Described by Philadelphia's Evening Public Ledger as "one of the best oarsmen of his day and a very capable amateur coach," Joe Dempsey coached his teammates in Philadelphia for two weeks before traveling with them to England, where they "were made honorary members of the Leander Boat Club, the first time Americans had been so honored." Subsequently interviewed by that newspaper about his experience there, he described Henley as "a wonderful place," adding:
"The English were thorough sportsmen and made things pleasant for us. They were nervous over the race, however, for they knew we would give them a hard fight and had a good chance to win. Rowing on Henley course is like rowing down Broad street. There is room enough for two crews, and I used to ride horseback while coaching the men.

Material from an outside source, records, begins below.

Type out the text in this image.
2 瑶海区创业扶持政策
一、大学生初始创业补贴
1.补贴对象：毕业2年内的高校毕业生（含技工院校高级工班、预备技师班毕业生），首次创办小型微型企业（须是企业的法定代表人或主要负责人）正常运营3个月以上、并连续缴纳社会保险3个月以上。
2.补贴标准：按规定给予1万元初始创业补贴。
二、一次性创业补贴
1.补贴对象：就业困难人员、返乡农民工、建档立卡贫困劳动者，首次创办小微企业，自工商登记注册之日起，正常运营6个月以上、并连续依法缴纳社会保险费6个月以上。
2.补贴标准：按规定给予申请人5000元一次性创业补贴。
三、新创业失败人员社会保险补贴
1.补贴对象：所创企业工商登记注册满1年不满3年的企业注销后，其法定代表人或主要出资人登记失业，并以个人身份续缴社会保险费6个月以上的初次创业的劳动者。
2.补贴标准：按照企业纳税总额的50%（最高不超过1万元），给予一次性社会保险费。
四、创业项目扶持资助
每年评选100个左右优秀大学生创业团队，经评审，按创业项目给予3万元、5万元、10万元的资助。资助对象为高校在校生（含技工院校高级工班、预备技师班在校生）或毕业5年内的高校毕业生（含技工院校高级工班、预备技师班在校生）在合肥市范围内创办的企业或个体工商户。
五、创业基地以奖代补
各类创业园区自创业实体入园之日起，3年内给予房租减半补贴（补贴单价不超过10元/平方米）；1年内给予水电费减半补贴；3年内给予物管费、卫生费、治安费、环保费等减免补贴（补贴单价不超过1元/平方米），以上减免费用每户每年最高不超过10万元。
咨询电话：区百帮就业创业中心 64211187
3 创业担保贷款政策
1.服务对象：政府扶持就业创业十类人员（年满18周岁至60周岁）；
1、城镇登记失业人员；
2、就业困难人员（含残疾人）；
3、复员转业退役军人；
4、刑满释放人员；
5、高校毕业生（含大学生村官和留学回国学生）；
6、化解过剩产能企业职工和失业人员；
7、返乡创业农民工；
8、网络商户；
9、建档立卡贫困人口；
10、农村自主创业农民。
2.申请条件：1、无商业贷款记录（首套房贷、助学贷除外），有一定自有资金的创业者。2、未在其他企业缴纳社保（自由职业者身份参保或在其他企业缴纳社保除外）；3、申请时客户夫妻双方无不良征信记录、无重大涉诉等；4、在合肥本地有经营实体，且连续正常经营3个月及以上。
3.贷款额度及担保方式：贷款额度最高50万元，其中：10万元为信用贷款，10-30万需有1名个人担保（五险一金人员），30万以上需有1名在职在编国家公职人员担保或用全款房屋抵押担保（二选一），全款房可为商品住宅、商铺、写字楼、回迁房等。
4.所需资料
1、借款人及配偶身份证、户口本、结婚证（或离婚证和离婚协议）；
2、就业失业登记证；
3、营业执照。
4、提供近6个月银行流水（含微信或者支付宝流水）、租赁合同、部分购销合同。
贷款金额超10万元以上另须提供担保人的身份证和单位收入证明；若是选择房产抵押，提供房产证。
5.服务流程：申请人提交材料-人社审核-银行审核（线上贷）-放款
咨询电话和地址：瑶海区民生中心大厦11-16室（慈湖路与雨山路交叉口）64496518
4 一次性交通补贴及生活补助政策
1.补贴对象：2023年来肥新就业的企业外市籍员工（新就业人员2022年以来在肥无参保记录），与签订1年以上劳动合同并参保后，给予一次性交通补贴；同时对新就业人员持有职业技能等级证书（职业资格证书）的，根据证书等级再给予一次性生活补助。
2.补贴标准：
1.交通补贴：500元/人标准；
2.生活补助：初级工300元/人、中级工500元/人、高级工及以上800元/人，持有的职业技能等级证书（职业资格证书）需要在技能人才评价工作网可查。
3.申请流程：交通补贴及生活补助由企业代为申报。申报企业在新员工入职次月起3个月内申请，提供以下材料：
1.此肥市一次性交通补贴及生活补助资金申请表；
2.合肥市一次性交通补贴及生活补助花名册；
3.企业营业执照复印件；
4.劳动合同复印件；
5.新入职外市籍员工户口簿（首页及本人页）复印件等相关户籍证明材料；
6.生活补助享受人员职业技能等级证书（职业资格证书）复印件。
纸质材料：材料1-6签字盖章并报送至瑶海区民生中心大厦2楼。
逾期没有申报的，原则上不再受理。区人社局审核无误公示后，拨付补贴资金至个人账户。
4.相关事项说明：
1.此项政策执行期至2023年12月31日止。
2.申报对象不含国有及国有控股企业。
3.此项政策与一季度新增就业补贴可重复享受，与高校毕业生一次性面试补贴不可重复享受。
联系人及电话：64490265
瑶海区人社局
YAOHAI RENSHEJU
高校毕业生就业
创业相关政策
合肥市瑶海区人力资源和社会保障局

The races there last three days and are run in heats. We won the first from Christ College by several lengths, but on the second day we drew Leander. That was a great race. We made a mistake in rowing to the starting point and waiting in the hot sun for half an hour while our opponents arrived. The two crews rowed the entire one mile and 550 yards neck and neck, and Leander won by a matter of inches."

During his time in England, Dempsey wrote about his experiences for The Philadelphia Inquirer, which published a series of articles about his team's success there, including Dempsey's own lengthy report that was printed with his own byline as a special correspondent for the publication, in which he reported the following:
"I coached them from horseback and quite a crowd was along the banks to see the American crew, as they call us here. The boys rowed over the course twice, and were watched with much interest. There was a very stiff wind blowing against them. I told them to row easy and then I would send them off on short spurts.... The Leander went out the same day that we first appeared, and they rowed three and a half miles.... I am told that they broke up a couple of other crews so as to have the very best men procurable to meet the Vespers. The Leanders row very differently from us. They use a long body swing and a short slide."

In 1914, he coached the Philadelphia Barge Club (now the University Barge Club). In 1915, he coached Jack Kelly and Walter Smith as they prepared for single scull and double-oar races at the 53rd annual National Regatta in Springfield, Massachusetts.

Professionally, Dempsey was employed by the Packard Motor Company for a quarter of a century. He managed the firm's used car department, retired from his job in 1938, and subsequently found work as a handyman.

==Death==
Dempsey died in Philadelphia on August 7, 1942. Following a requiem mass at St. Vincent's Church in Germantown, he was interred at the Holy Cross Cemetery in Yeadon, Pennsylvania.